プロローグ
今回、お国から田舎にいくように命じられた。
依頼の内容といえば、とある村の護衛である。
聞くところによればべつに難しい任務でもないらしく、たまにやってくる賊の類いから村を守ればいいとのことだった。
(たまにはいいのかもな)
和泉はそれまで都会の守衛をまかされていたが、この度、初めて田舎にいくことになった。とくに左遷というわけではないらしい。
日頃から剣や弓の鍛錬をかかさなかった賜物か、和泉は武芸者として上からの信任が厚いらしく、また光栄でもあった。貴族から理由をきいたところによると、今回の任務は新人の育成という側面もあるらしい。
まだ経験のあさい兵士を危険度の低い場所に送り込んでそだてるという目的が。どうやら和泉はそのサポート役に命じられたようなのだ。
(田舎、か……)
この危険というか管理されてご時世、上はそれなりに能力値の高い武者を抱えておかないとマズいこともある。
田舎ではときおり小競り合いが起こるし、各国の間では戦のにらみ合いがあったりして、物騒なこときわまりない。
お国の役にたつことを願って、武芸や勉学にもそれなりに励んできたつもりだったが、都会にいると神経のすり減ることばかりで、たまには静かな場所で過ごしてみたいとちょうど思っていたところだった。

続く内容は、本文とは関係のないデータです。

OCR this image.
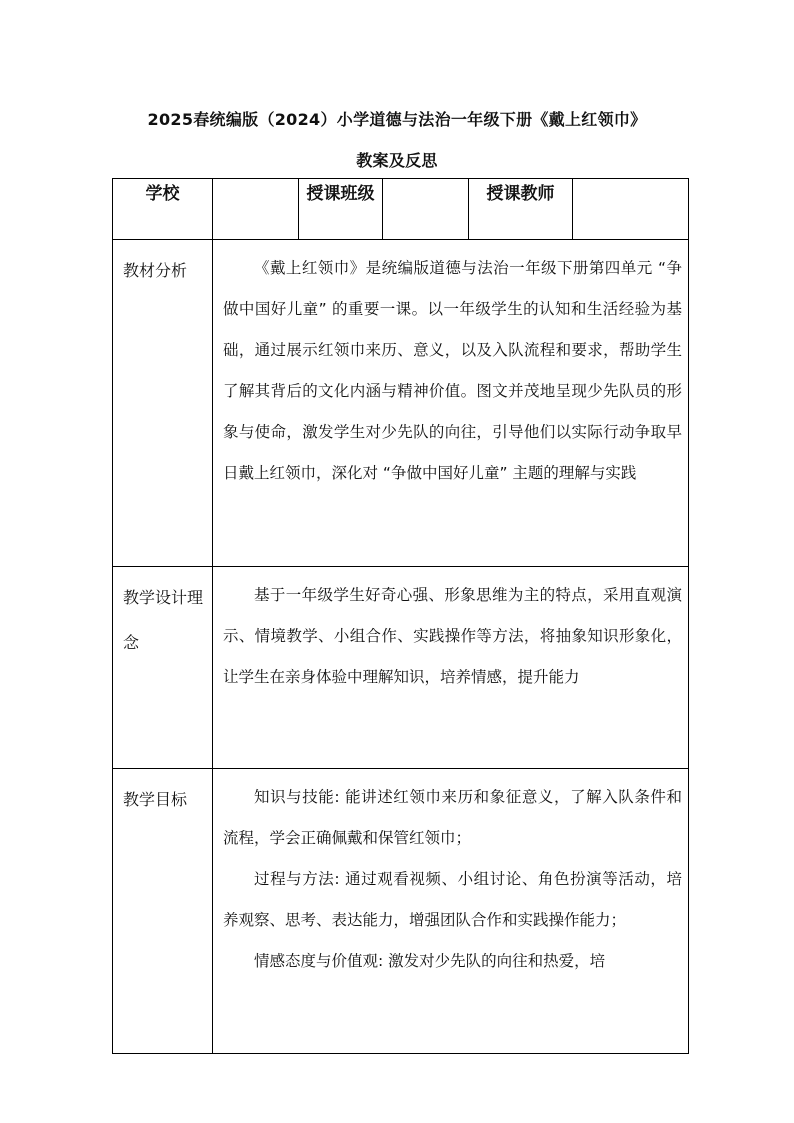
2025春统编版（2024）小学道德与法治一年级下册《戴上红领巾》
教案及反思
学校		授课班级		授课教师	
教材分析	《戴上红领巾》是统编版道德与法治一年级下册第四单元 “争做中国好儿童” 的重要一课。以一年级学生的认知和生活经验为基础，通过展示红领巾来历、意义，以及入队流程和要求，帮助学生了解其背后的文化内涵与精神价值。图文并茂地呈现少先队员的形象与使命，激发学生对少先队的向往，引导他们以实际行动争取早日戴上红领巾，深化对 “争做中国好儿童” 主题的理解与实践				

教学设计理念	基于一年级学生好奇心强、形象思维为主的特点，采用直观演示、情境教学、小组合作、实践操作等方法，将抽象知识形象化，让学生在亲身体验中理解知识，培养情感，提升能力				

教学目标	知识与技能: 能讲述红领巾来历和象征意义，了解入队条件和流程，学会正确佩戴和保管红领巾；

过程与方法: 通过观看视频、小组讨论、角色扮演等活动，培养观察、思考、表达能力，增强团队合作和实践操作能力；

情感态度与价值观: 激发对少先队的向往和热爱，培				
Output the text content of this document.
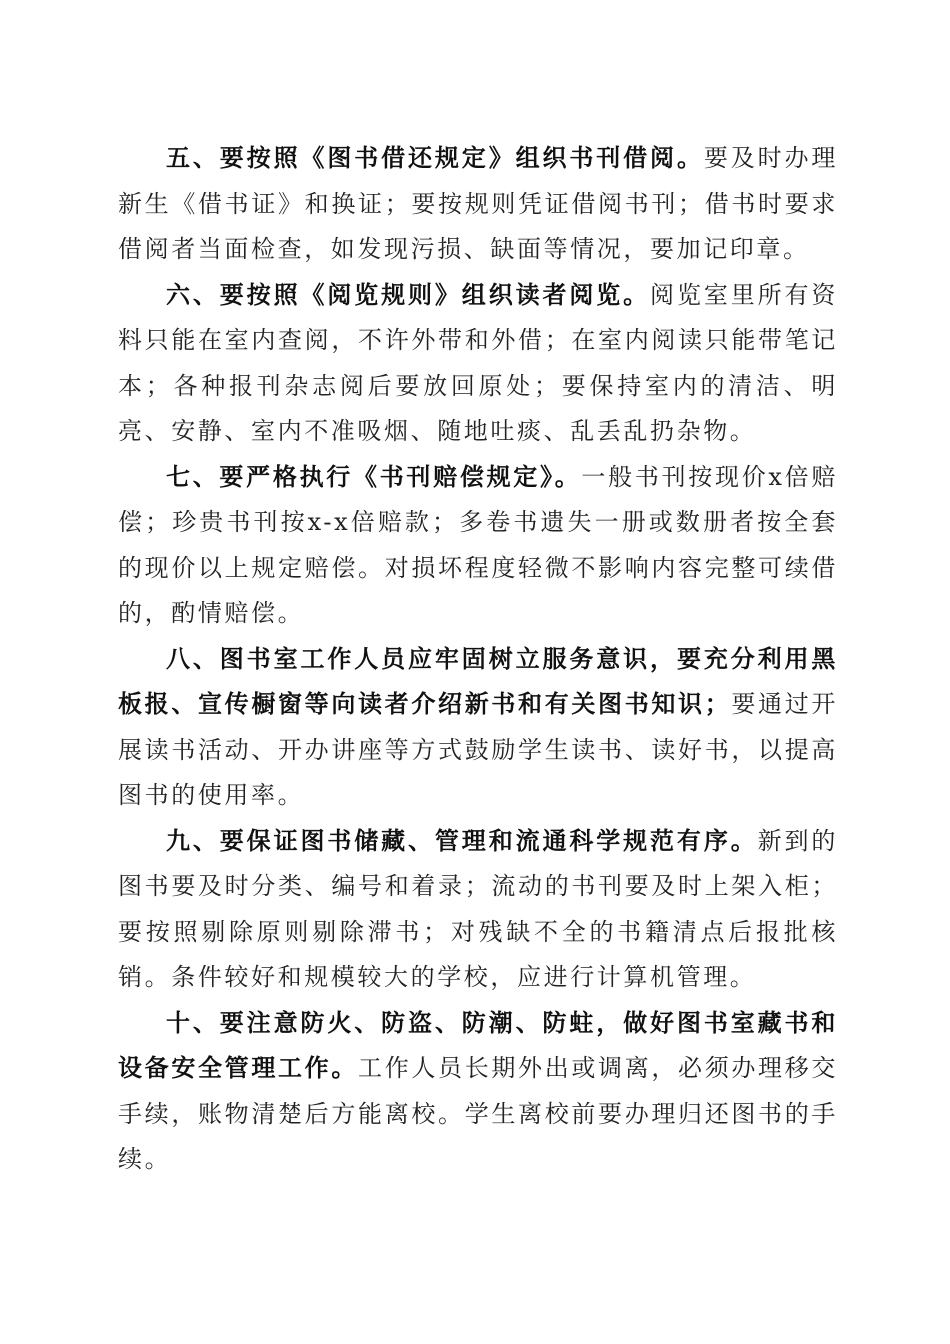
五、要按照《图书借还规定》组织书刊借阅。要及时办理新生《借书证》和换证；要按规则凭证借阅书刊；借书时要求借阅者当面检查，如发现污损、缺面等情况，要加记印章。

六、要按照《阅览规则》组织读者阅览。阅览室里所有资料只能在室内查阅，不许外带和外借；在室内阅读只能带笔记本；各种报刊杂志阅后要放回原处；要保持室内的清洁、明亮、安静、室内不准吸烟、随地吐痰、乱丢乱扔杂物。

七、要严格执行《书刊赔偿规定》。一般书刊按现价x倍赔偿；珍贵书刊按x-x倍赔款；多卷书遗失一册或数册者按全套的现价以上规定赔偿。对损坏程度轻微不影响内容完整可续借的，酌情赔偿。

八、图书室工作人员应牢固树立服务意识，要充分利用黑板报、宣传橱窗等向读者介绍新书和有关图书知识；要通过开展读书活动、开办讲座等方式鼓励学生读书、读好书，以提高图书的使用率。

九、要保证图书储藏、管理和流通科学规范有序。新到的图书要及时分类、编号和着录；流动的书刊要及时上架入柜；要按照剔除原则剔除滞书；对残缺不全的书籍清点后报批核销。条件较好和规模较大的学校，应进行计算机管理。

十、要注意防火、防盗、防潮、防蛀，做好图书室藏书和设备安全管理工作。工作人员长期外出或调离，必须办理移交手续，账物清楚后方能离校。学生离校前要办理归还图书的手续。
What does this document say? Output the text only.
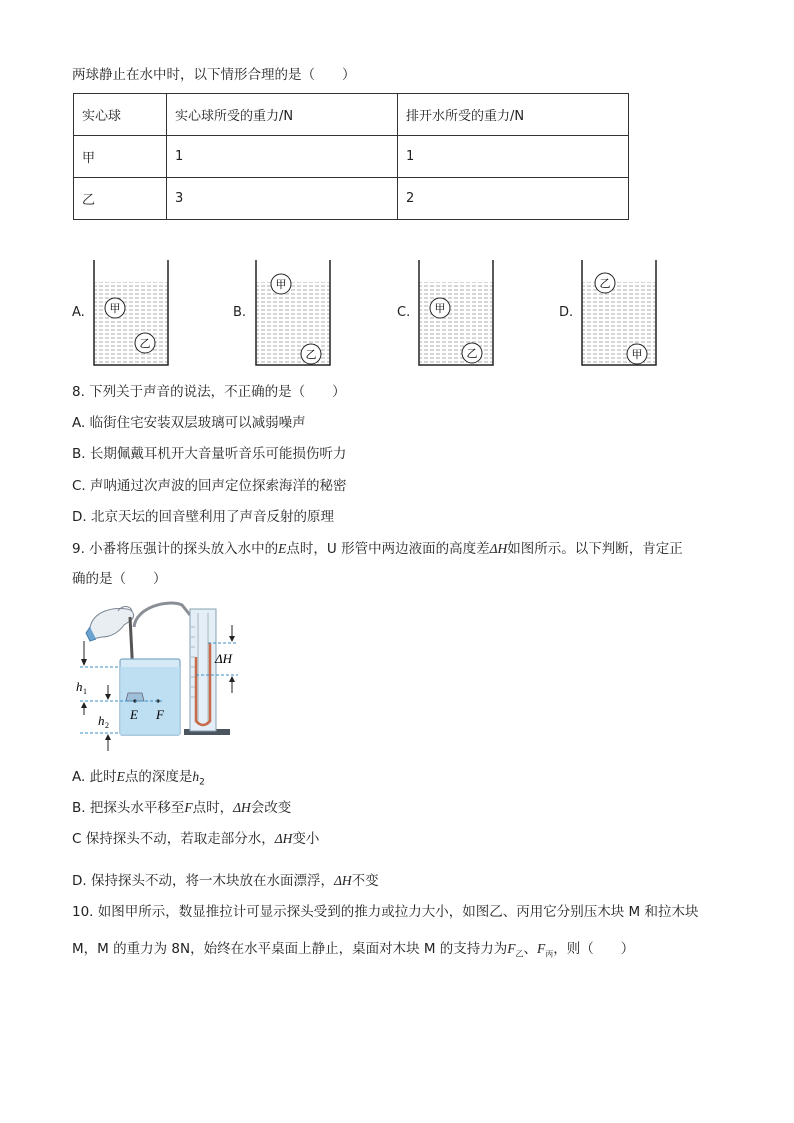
两球静止在水中时，以下情形合理的是（　　）
实心球	实心球所受的重力/N	排开水所受的重力/N
甲	1	1
乙	3	2
A. 甲
乙
B.
甲
乙
C. 甲
乙
D.
乙
甲
8. 下列关于声音的说法，不正确的是（　　）
A. 临街住宅安装双层玻璃可以减弱噪声
B. 长期佩戴耳机开大音量听音乐可能损伤听力
C. 声呐通过次声波的回声定位探索海洋的秘密
D. 北京天坛的回音壁利用了声音反射的原理
9. 小番将压强计的探头放入水中的E点时，U 形管中两边液面的高度差ΔH如图所示。以下判断，肯定正
确的是（　　）
E F
h 1
h 2
ΔH
A. 此时E点的深度是$h_2$
B. 把探头水平移至F点时，ΔH会改变
C 保持探头不动，若取走部分水，ΔH变小
D. 保持探头不动，将一木块放在水面漂浮，ΔH不变
10. 如图甲所示，数显推拉计可显示探头受到的推力或拉力大小，如图乙、丙用它分别压木块 M 和拉木块
M，M 的重力为 8N，始终在水平桌面上静止，桌面对木块 M 的支持力为$F_乙$、$F_丙$，则（　　）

これはもしかしたら、休んでもいい、そんな天の恵みなのかもしれない。
誤解をまね表現があったかもしれないが、都会がきらいというわけではない。金回りのいい仕事はたくさんあるし、食生活も豪華で、望みさえすれば貴重な真珠などの装飾具も手にはいる。
なんと華やかな町だ。
商人たちがそこかしこに店をたて威勢のいいかけ声とともに客を呼んだり、一歩あるけばうつくしい女たちもその辺にたくさんいるぐらいだ。
ただ残念なことに、和泉はこのにぎやかな町の空気が、最近いきぐるしかったりする。とくになにかがあったというわけではないが、なんというか、この都会特有の人間の欲望がうずまく空気感に息がつまりそうなのだ。
権力、金、女。
そういう人間を多くみてきたためか、明るくてぎらついた空気を吸っていると窮屈になるのだ。
和泉は人の黒い欲望をみたすためだけに、武芸や勉学に励んできたわけではない。
子供のころは楽だった。
ただひたすら純粋に、お国のためにと必死に活動ができたのだから。
(嘆いてばかりいても仕方ないか)
今回のことはちょっとした気の迷いだ。これまでだって人の身勝手な欲望に気落ちすることは度々あった。少しガス抜きをすれば、また気分も上向きになるだろう。
和泉は、そう思って今回の依頼を引き受けるつもりだった。
運命の皮肉というか、この時の和泉は信じられただろうか、この度の任務が自分の未来を左右することになるとは。